The Patapsco watershed benefits from generally cleaner air now than its recent industrial past. The extensive forest cover undoubtedly serves as a significant producer of oxygen in an area which still has major producers of carbon dioxide (automobiles, power plants, manufacturers, etc). The trees may also help remove a variety of other pollutants from the air.

Endangered Species

The State of Maryland maintains a listing of all the plant and animal endangered species.

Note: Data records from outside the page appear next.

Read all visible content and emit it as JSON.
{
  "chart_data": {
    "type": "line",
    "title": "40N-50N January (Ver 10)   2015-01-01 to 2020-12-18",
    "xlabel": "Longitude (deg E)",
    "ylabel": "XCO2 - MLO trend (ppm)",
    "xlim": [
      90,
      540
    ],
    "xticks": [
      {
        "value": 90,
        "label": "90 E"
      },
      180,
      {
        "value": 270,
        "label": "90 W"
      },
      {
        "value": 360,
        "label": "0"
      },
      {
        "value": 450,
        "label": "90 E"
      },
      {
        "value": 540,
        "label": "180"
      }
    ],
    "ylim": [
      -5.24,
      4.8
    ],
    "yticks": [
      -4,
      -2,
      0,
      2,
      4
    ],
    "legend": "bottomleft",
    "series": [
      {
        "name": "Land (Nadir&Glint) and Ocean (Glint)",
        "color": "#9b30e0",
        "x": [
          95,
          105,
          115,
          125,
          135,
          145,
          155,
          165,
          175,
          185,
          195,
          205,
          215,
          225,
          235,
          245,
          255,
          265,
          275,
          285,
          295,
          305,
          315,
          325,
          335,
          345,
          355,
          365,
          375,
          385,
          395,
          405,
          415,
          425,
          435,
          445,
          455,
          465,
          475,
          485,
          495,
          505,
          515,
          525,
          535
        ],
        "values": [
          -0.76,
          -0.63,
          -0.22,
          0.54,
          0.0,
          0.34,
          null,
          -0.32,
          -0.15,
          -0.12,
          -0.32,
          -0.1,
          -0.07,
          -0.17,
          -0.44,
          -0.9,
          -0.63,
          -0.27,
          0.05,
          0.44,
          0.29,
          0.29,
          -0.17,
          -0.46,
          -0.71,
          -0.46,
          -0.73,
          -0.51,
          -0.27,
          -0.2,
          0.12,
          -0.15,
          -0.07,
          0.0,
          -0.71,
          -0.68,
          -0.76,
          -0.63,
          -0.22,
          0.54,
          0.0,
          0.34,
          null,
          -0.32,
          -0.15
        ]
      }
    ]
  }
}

Endangered plants and animals specific to the Patapsco watershed:

Patapsco Valley:

Scientific Name          Common Name      State Status

Dirca palustris               Leatherwood            Threatened
Matteucia struthiopteris  Ostrich Fern             Rare
Polygala senega            Seneca Snakeroot    Threatened

Soldiers Delight Natural Environmental Area:

Common Name

Sandplain Gerardia
Serpentine Aster
Fameflower
Fringed Gentian


Invasive Plants

Numerous invasive plants occur within the watershed such as Wavyleaf Basketgrass, Porcelainberry, Asiatic Bittersweet, English Ivy, Japanese Honeysuckle, Mile-a-minute, Bamboo, Garlic Mustard, etc. A recent addition (in 2007) is Wavyleaf Basketgrass which is spreading rapidly throughout Patapsco State Park areas despite a concerted effort to eradicate it (see http://dnr.maryland.gov/wildlife/plants_wildlife/wlbg/index.asp).

Noise

Noise levels within the watershed are no longer associated with the steady rhythm of the mills which used to dot the river banks. There are places within the watershed where you can get away from the hustle and bustle associated with a watershed located next to a large metropolitan area. As the urbanization of the watershed occurs, noise levels will continue to increase and become more prevalent. Aircraft flying over the watershed are a source of additional noise - particularly in the lower portion of the watershed near the BWI Airport.